The US, Bangladesh's largest foreign investor, expressed concern about "credible reports of harassment, intimidation, and violence in the pre-election period that made it difficult for many opposition candidates and their supporters to meet, hold rallies, and campaign freely."
However, these statements by Western powers seem to have had no impact on the ruling party as well as Bangladesh's election commission. The commission shows reluctance to investigate vote rigging claims, citing that no country in the world has rejected the election result. Moreover, a new government has already been formed based on the election outcome.
"The muted reaction of Western countries is surprising. After insisting on a 'credible election' these countries' reactions are somewhat baffling to me," Ali Riaz, a distinguished professor of political science at Illinois State University in the US, told DW. "It should also be noted that, unlike India, China and Russia, these countries have refrained from sending congratulatory messages."
Stability over democratic process?
Michael Kugelman from the Washington-based Woodrow Wilson Center for Scholars thinks that the international community's silence following Bangladesh's questionable election outcome is striking.
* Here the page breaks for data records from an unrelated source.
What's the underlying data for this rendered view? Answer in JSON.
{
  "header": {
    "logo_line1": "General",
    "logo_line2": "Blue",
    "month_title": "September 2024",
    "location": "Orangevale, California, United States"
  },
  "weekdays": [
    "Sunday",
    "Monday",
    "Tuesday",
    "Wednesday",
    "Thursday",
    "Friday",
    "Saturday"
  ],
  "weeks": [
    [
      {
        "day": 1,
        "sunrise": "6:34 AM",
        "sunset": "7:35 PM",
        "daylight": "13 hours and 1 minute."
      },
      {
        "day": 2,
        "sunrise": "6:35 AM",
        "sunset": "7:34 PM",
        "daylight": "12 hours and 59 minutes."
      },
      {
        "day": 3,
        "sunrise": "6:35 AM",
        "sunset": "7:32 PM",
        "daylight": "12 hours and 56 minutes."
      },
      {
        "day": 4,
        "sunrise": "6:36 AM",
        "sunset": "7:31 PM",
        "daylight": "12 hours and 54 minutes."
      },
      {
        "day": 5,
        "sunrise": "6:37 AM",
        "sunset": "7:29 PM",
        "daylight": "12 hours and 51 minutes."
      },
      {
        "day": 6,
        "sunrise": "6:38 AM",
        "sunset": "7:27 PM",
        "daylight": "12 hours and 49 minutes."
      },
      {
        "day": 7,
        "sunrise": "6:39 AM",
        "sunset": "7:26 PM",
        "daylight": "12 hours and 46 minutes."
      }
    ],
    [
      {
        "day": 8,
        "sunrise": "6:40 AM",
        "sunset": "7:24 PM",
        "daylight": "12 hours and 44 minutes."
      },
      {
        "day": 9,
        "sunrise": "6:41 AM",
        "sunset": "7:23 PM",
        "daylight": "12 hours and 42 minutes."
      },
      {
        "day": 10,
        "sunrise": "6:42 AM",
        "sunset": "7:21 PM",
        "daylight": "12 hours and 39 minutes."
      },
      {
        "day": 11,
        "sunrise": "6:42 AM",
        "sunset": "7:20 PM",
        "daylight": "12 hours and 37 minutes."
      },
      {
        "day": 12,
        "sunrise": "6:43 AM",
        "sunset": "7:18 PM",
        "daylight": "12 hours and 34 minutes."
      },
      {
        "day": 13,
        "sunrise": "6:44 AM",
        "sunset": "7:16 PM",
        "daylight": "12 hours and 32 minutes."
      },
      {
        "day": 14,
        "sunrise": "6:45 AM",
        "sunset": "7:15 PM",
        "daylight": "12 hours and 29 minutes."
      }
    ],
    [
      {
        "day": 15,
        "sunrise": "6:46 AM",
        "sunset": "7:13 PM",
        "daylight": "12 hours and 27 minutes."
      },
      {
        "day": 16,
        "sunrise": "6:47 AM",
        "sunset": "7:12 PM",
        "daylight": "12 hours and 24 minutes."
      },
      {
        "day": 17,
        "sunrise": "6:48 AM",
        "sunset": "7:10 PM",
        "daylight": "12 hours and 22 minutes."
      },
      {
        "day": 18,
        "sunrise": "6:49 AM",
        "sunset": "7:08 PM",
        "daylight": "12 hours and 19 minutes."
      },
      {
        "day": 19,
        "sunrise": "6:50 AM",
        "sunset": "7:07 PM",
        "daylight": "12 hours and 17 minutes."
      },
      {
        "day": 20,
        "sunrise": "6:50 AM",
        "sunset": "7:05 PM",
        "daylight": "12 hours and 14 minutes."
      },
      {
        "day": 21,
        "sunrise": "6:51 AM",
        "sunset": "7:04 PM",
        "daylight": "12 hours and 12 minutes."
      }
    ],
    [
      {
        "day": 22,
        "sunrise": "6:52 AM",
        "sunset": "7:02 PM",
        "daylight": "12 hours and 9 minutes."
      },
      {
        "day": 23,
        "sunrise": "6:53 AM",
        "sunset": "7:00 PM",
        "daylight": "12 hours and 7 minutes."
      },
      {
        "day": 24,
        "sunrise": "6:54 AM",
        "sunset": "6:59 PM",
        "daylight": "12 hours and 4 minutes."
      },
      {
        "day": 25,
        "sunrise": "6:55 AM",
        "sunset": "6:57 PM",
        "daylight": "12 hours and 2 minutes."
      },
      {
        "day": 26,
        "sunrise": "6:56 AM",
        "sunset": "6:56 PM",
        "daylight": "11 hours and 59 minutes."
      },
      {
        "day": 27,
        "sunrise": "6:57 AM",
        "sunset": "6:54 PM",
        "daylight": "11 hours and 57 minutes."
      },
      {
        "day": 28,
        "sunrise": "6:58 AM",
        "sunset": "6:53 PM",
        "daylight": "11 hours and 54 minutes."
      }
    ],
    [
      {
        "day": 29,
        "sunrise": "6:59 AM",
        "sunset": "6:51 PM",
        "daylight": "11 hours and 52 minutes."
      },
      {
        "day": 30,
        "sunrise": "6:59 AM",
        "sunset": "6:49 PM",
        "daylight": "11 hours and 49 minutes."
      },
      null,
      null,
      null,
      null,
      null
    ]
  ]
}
"Much of the international community, particularly in the West, views Sheikh Hasina as a responsible world leader who has done her part to contribute to stability," he told DW. "She has presided over smooth economic growth, cracked down hard on terror, and provided some welcome hospitable treatment to Rohingya refugees," he said, adding that because of this, much of the world "feels no need" to pay mind to an internal matter like an election.
David Lewis, a professor of social policy at the London School of Economics, similarly said that many Western countries see Hasina as "offering relative stability" and questioning the election result "would risk more instability."
Economic growth versus one-party state
Bangladesh's economic potential might be another reason why Western nations have opted to ignore the controversial election result, which has turned the country into a one-party state. There have been significant Western investments in various sectors, particularly in energy and telecommunications.
On top of this, Bangladesh accepted nearly a million Rohingya refugees in 2017 after they fled Myanmar over a military crackdown. Western powers praised Hasina's welcoming attitude towards those refugees.
"Not only is the Hasina government providing shelter, but there is also a perception that it has managed to check the potential radicalization of the refugees," Ali Riaz said.
Read more: Bangladesh democracy at a crossroads
Europe has 'more to do'
Dr Norbert Röttgen, the chair of the German parliament's foreign affairs commission, thinks that European countries haven't sufficiently voiced their concerns over election irregularities in Bangladesh.
"While on paper European governments have come to the right conclusions, they have not sufficiently voiced their concerns. This is more than regrettable," Röttgen told DW.
"I believe that both the German government and the opposition parties should ensure that their concerns are heard by those in power in Bangladesh as well as the Bangladeshi people. As democrats, it is our task to show support for their legitimate right to vote," he said, adding that Europe's silence on election fraud allegations shows that Europe "doesn't sufficiently take notice of Asia" as an important region.
"This is a severe strategic shortcoming, which Europe needs to rectify. Doing so should entail vocally speaking up in favor of human rights and democracy within the region,'' said Röttgen.
Ali Riaz also thinks that Western countries have a responsibility to take a stand on the voter fraud issue, which ensured a landslide victory for Bangladesh's ruling party.
"It's incumbent on the international community to act and ensure that the democratic aspirations of the citizens of Bangladesh are not trampled. They can't forget that they have a responsibility to uphold the letter and spirit of Article 21 of the Universal Human Rights Declaration," he said.
Sheikh Hasina, whose father founded the modern Bangladeshi state, has been locked in a rivalry, switching leadership of Bangladesh for nearly three decades with BNP leader Khaleda Zia. In February 2018, Khaleda was jailed on corruption charges.